On his last morning at my apartment, Atsushi explained this dish to me. First, let's talk about iriko dashi, a traditional dashi prepared from small dried fish. While konbu and katsuobushi dashi is intricate and involved, iriko dashi is the opposite: Totally simple to make. Iriko, the fish, come in a variety of sizes, but Atsushi chose the smallest available, about an inch or so long. He used the entire iriko, explaining that while some chefs say to break off the head and stomach, he and his father don't agree with that. "It's more natural to use the entire iriko," Atsushi explained, adding that the head holds a lot of flavor. To prepare the broth simply bring iriko and water to a boil. I used about a tablespoon of iriko to two cups of water. As soon as you can smell the fragrance of the iriko, the dashi is ready. You can either strain out the iriko, or leave them in to eat in soup.

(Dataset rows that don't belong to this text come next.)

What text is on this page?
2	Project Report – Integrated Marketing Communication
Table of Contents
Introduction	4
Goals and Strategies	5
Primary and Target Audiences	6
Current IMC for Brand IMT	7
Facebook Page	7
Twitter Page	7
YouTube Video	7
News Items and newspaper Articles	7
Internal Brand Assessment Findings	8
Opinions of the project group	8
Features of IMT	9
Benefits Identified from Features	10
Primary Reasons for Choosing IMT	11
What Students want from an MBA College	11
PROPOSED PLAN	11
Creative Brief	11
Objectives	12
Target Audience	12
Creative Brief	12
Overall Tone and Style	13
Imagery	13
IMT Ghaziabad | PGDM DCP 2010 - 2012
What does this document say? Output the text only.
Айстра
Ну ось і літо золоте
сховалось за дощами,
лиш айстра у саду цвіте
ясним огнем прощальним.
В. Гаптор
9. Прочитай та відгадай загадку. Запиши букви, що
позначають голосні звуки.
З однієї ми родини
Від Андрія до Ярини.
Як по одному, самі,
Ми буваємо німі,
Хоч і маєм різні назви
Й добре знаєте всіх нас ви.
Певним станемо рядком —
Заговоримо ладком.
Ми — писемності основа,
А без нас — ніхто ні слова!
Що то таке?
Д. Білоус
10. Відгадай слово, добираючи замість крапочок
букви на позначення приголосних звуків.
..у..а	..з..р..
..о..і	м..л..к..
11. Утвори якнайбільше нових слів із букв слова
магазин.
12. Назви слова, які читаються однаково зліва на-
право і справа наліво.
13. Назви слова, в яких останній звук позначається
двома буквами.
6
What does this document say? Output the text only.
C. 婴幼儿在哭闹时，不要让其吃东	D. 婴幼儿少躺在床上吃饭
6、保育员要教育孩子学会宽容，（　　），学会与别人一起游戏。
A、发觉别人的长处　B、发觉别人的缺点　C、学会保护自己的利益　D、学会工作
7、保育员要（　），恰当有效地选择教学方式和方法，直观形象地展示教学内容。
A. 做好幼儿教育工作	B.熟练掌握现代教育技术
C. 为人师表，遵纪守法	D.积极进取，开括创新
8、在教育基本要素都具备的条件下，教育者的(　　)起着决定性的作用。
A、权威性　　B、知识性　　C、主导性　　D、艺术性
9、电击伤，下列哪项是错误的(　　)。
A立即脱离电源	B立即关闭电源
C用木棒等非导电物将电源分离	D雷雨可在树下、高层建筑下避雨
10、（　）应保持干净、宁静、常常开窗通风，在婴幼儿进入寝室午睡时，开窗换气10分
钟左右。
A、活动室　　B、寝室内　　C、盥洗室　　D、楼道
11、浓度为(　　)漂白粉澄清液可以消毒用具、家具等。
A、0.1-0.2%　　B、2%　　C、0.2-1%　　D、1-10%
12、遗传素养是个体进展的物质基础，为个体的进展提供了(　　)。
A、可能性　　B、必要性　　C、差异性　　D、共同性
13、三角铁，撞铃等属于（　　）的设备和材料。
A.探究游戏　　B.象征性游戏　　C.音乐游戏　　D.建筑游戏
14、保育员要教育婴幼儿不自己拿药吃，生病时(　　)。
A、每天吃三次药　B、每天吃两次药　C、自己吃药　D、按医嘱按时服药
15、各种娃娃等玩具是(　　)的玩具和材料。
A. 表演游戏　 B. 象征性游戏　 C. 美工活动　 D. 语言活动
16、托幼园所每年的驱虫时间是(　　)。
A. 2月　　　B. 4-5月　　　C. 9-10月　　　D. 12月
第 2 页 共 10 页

By the way, I asked Chef Ono about iriko dashi and he mentioned a couple of interesting things: Iriko dashi does not create the umami a konbu and katsuobushi dashi does, so it's not used for infusing other ingredients. But it pairs extremely well with miso, so it typically serves as the foundation for miso soup.

On to the miso soup. The ingredients:

  • Iriko dashi
  • Awase miso (a mixture of red and white miso, which is mellower and perfect for soup)
  • Daikon

The technique: Cut the daikon into thin rectangular strips, a cut called "tanzaku" in Japanese. I used a fresh daikon from the farmers market, which I peeled. You can add the peel to the iriko and water when you make the dashi -- remember, mottainai. Prepare the dashi, as discussed above. I left the iriko in the dashi but removed the daikon skin. Add the cut daikon and simmer until it just cooks through. Turn off the heat and add the miso with a strainer. Taste often until you have the right flavor -- the miso shouldn't overpower. Serve and enjoy.

Atsushi didn't have time to enjoy this soup with me; he was on his way to an appointment. "Inna," he said, an expression that he explained meant he wished he could eat what I'm eating. A nice complement.

When you try this dish, I'd be grateful if you could let me know in the comments how it turns out. Did it work? Any questions or thoughts?

Posted by Harris Salat in Fish | Permalink | Comments (2) | Email | Print

Comments (2)

I'll have to tear myself away from eating daikon raw in order to try this. Here's a thought. I like to prepare my vegetables for soup separately from the dashi. When I try this soup, I'm going to cook my daikon in togijiru, the first rinse water from rice. I really like the way the rice water ever so slightly flavors the daikon in this type of preparation and I'm curious to see how it pairs with iriko dashi. (And this is a beautiful site, by the way. Thanks for sharing!)
I always stock powdered iriko ground by a electric blender. Of cource I put it into miso soup as dashi, but there is another way to use it. I sometimes mix it with cooked rice to feed my son who is 19 months old, because I think it is very good source of nutrients including calcium and omega 3 fatty acid, which is supposed to play an important role in the development of brain.